Ma, ad esempio, non sono ancora capaci di marcare degnamente: o perdono l’uomo, o doppiano qualcuno senza motivo lasciando clamorosamente libera la propria marcatura o, peggio ancora, si piazzano davanti all’attaccante alla distanza sbagliata, senza neanche intimidirli. Inutile dire quanto, online, questa cosa venga sfruttata dai tiratori da tre punti.
Anche la storia della Campagna in sé, questa volta incentrata su Junior, cestista fallito che vuole tornare nel mondo del basket per seguire le orme del padre, risulta poco interessante.

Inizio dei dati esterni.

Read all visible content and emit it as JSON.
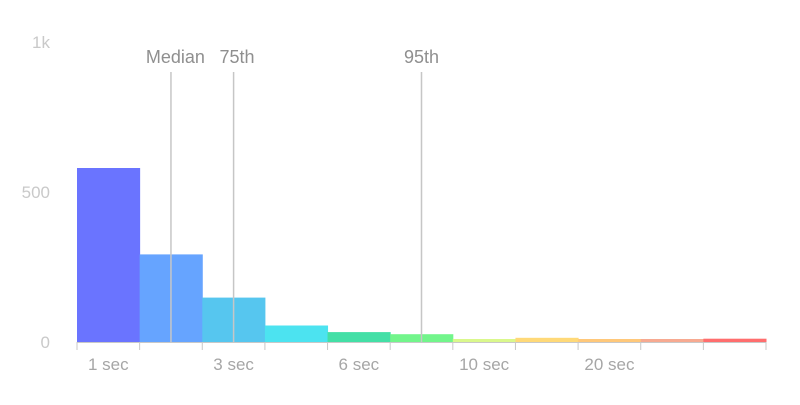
{
  "chart_data": {
    "type": "bar",
    "title": "",
    "xlabel": "",
    "ylabel": "",
    "ylim": [
      0,
      1000
    ],
    "grid": false,
    "y_ticks": [
      {
        "value": 0,
        "label": "0"
      },
      {
        "value": 500,
        "label": "500"
      },
      {
        "value": 1000,
        "label": "1k"
      }
    ],
    "bins": [
      {
        "value": 580,
        "color": "#6a74ff"
      },
      {
        "value": 292,
        "color": "#66a4ff"
      },
      {
        "value": 148,
        "color": "#56c6ef"
      },
      {
        "value": 55,
        "color": "#4ce3f0"
      },
      {
        "value": 33,
        "color": "#43dfa6"
      },
      {
        "value": 26,
        "color": "#72f58b"
      },
      {
        "value": 10,
        "color": "#daf88c"
      },
      {
        "value": 14,
        "color": "#ffd978"
      },
      {
        "value": 10,
        "color": "#ffc87a"
      },
      {
        "value": 10,
        "color": "#f7aa91"
      },
      {
        "value": 11,
        "color": "#ff6e6e"
      }
    ],
    "x_ticks": [
      {
        "position": 0.5,
        "label": "1 sec"
      },
      {
        "position": 2.5,
        "label": "3 sec"
      },
      {
        "position": 4.5,
        "label": "6 sec"
      },
      {
        "position": 6.5,
        "label": "10 sec"
      },
      {
        "position": 8.5,
        "label": "20 sec"
      }
    ],
    "markers": [
      {
        "position": 1.5,
        "label": "Median"
      },
      {
        "position": 2.5,
        "label": "75th"
      },
      {
        "position": 5.5,
        "label": "95th"
      }
    ]
  }
}
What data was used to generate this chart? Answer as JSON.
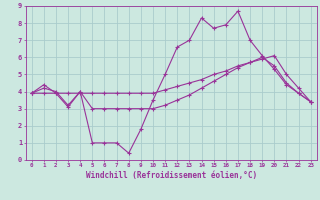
{
  "xlabel": "Windchill (Refroidissement éolien,°C)",
  "ylabel": "",
  "bg_color": "#cce8e0",
  "grid_color": "#aacccc",
  "line_color": "#993399",
  "xlim": [
    -0.5,
    23.5
  ],
  "ylim": [
    0,
    9
  ],
  "xticks": [
    0,
    1,
    2,
    3,
    4,
    5,
    6,
    7,
    8,
    9,
    10,
    11,
    12,
    13,
    14,
    15,
    16,
    17,
    18,
    19,
    20,
    21,
    22,
    23
  ],
  "yticks": [
    0,
    1,
    2,
    3,
    4,
    5,
    6,
    7,
    8,
    9
  ],
  "series": [
    [
      3.9,
      4.4,
      3.9,
      3.1,
      4.0,
      1.0,
      1.0,
      1.0,
      0.4,
      1.8,
      3.5,
      5.0,
      6.6,
      7.0,
      8.3,
      7.7,
      7.9,
      8.7,
      7.0,
      6.1,
      5.3,
      4.4,
      3.9,
      3.4
    ],
    [
      3.9,
      3.9,
      3.9,
      3.9,
      3.9,
      3.9,
      3.9,
      3.9,
      3.9,
      3.9,
      3.9,
      4.1,
      4.3,
      4.5,
      4.7,
      5.0,
      5.2,
      5.5,
      5.7,
      5.9,
      6.1,
      5.0,
      4.2,
      3.4
    ],
    [
      3.9,
      4.2,
      4.0,
      3.2,
      4.0,
      3.0,
      3.0,
      3.0,
      3.0,
      3.0,
      3.0,
      3.2,
      3.5,
      3.8,
      4.2,
      4.6,
      5.0,
      5.4,
      5.7,
      6.0,
      5.5,
      4.5,
      3.9,
      3.4
    ]
  ]
}
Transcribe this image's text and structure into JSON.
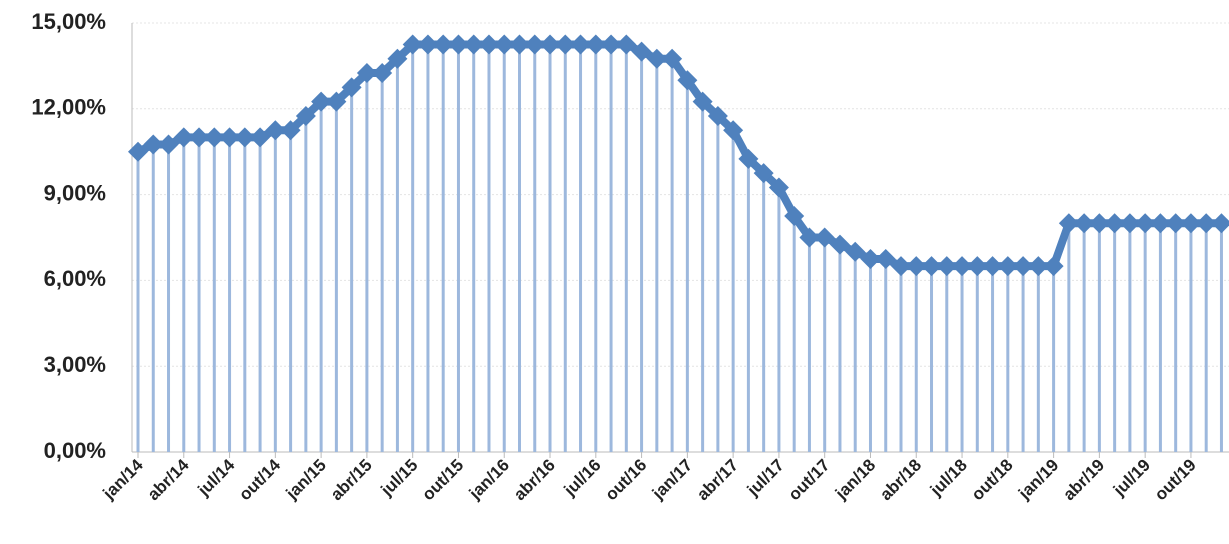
{
  "chart_data": {
    "type": "line",
    "categories": [
      "jan/14",
      null,
      null,
      "abr/14",
      null,
      null,
      "jul/14",
      null,
      null,
      "out/14",
      null,
      null,
      "jan/15",
      null,
      null,
      "abr/15",
      null,
      null,
      "jul/15",
      null,
      null,
      "out/15",
      null,
      null,
      "jan/16",
      null,
      null,
      "abr/16",
      null,
      null,
      "jul/16",
      null,
      null,
      "out/16",
      null,
      null,
      "jan/17",
      null,
      null,
      "abr/17",
      null,
      null,
      "jul/17",
      null,
      null,
      "out/17",
      null,
      null,
      "jan/18",
      null,
      null,
      "abr/18",
      null,
      null,
      "jul/18",
      null,
      null,
      "out/18",
      null,
      null,
      "jan/19",
      null,
      null,
      "abr/19",
      null,
      null,
      "jul/19",
      null,
      null,
      "out/19",
      null,
      null
    ],
    "series": [
      {
        "color": "#4f81bd",
        "drop_color": "#9db8dd",
        "values": [
          10.5,
          10.75,
          10.75,
          11,
          11,
          11,
          11,
          11,
          11,
          11.25,
          11.25,
          11.75,
          12.25,
          12.25,
          12.75,
          13.25,
          13.25,
          13.75,
          14.25,
          14.25,
          14.25,
          14.25,
          14.25,
          14.25,
          14.25,
          14.25,
          14.25,
          14.25,
          14.25,
          14.25,
          14.25,
          14.25,
          14.25,
          14,
          13.75,
          13.75,
          13,
          12.25,
          11.75,
          11.25,
          10.25,
          9.75,
          9.25,
          8.25,
          7.5,
          7.5,
          7.25,
          7,
          6.75,
          6.75,
          6.5,
          6.5,
          6.5,
          6.5,
          6.5,
          6.5,
          6.5,
          6.5,
          6.5,
          6.5,
          6.5,
          8,
          8,
          8,
          8,
          8,
          8,
          8,
          8,
          8,
          8,
          8
        ]
      }
    ],
    "ylim": [
      0,
      15
    ],
    "yticks": [
      {
        "value": 0,
        "label": "0,00%"
      },
      {
        "value": 3,
        "label": "3,00%"
      },
      {
        "value": 6,
        "label": "6,00%"
      },
      {
        "value": 9,
        "label": "9,00%"
      },
      {
        "value": 12,
        "label": "12,00%"
      },
      {
        "value": 15,
        "label": "15,00%"
      }
    ],
    "grid": true
  }
}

Ciò che resta, quindi, sono una modalità online che non ha guadagnato praticamente nessuna aggiunta contenutistica (squadra che vince non si cambia?) e tutte quelle attività collaterali che, a distanza di tanto tempo, richiedono anche loro a gran voce un bello svecchiamento. Parliamo ovviamente del MyTeam, dove ci si battaglia a suon di carte in quella che sembra, quantomeno, una modalità che tenderà a rinnovarsi con l’arrivo di nuove Stagioni.
Ironico come la vera, unica grande novità di questo capitolo fosse il nuovo sistema di tiro, poi prontamente patchato per riavvicinarsi a quello già visto negli anni scorsi. Inclinare lo stick destro, infatti, non richiedeva solo un rilascio con corretta tempistica, ma anche che contemporaneamente si prendesse la mira.

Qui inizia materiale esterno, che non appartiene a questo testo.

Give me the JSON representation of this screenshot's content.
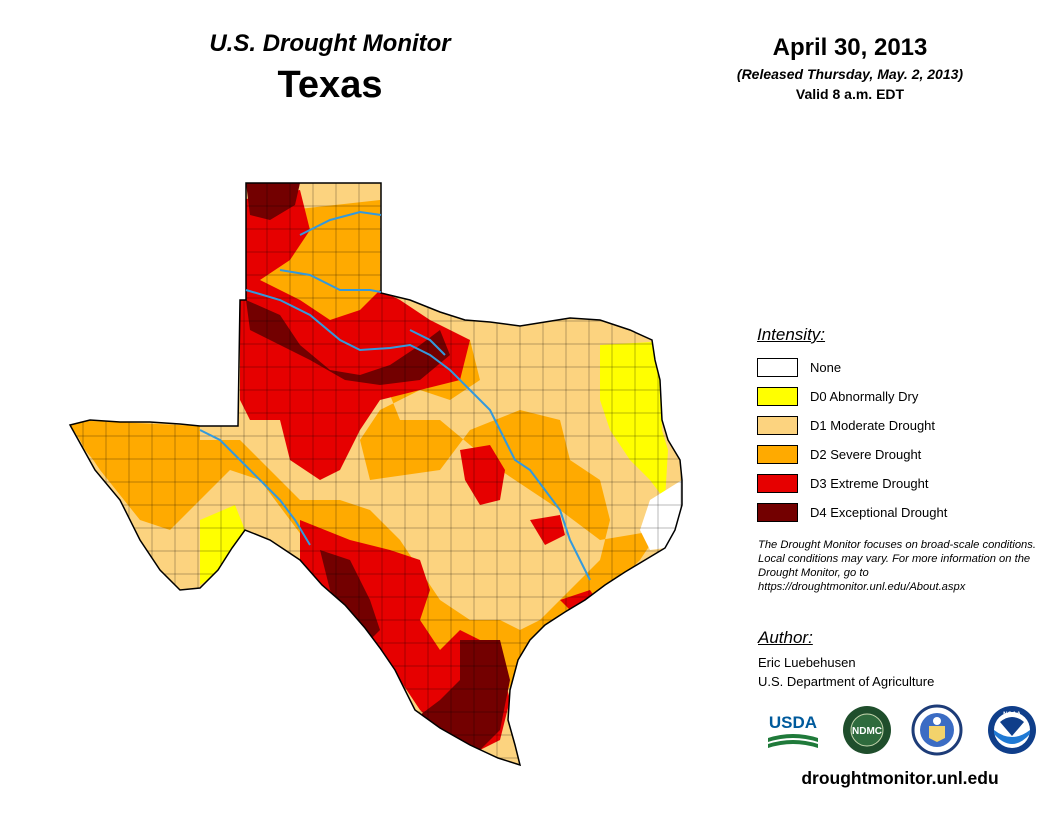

Difficile prenderci la mano; così difficile che la community online si è letteralmente rivoltata già nei primissimi giorni di commercio, costringendo il team di sviluppo a tornare subito alle origini e lasciando morire ciò che, sul lungo termine, poteva davvero essere una vera e propria unicità dell’iterazione 2020.
Se avete giocato a un qualunque NBA 2K recente, quindi, avete automaticamente giocato anche a NBA 2K21.
Nonostante sulla carta non sia sbagliato riproporre con minuscole migliorie (ad esempio i caricamenti sono molto più veloci), ciò che già funziona alla grande, con la next-gen così vicina non ci si può far altro che chiedere se i piani del team per la segretissima versione PlayStation 5 e Xbox Series X non siano in qualche modo più grandi.
In attesa di vedere cosa il futuro ha in serbo per noi, questo NBA 2K21 si propone come un classico capitolo di passaggio che trascina con sé tutti i pregi e difetti del predecessore. Pochissime le novità; terribile, invece, che sia ancora un nudo e crudo pay-to-win.
Perché possiate trovare divertimento nei suoi perfetti sistemi e nel suo incredibile bilanciamento, purtroppo, dovrete sopportare mesi di sconfitte contro milioni di persone che hanno già usufruito del boost a pagamento. E in un gioco competitivo online, questo, non può mai essere perdonato.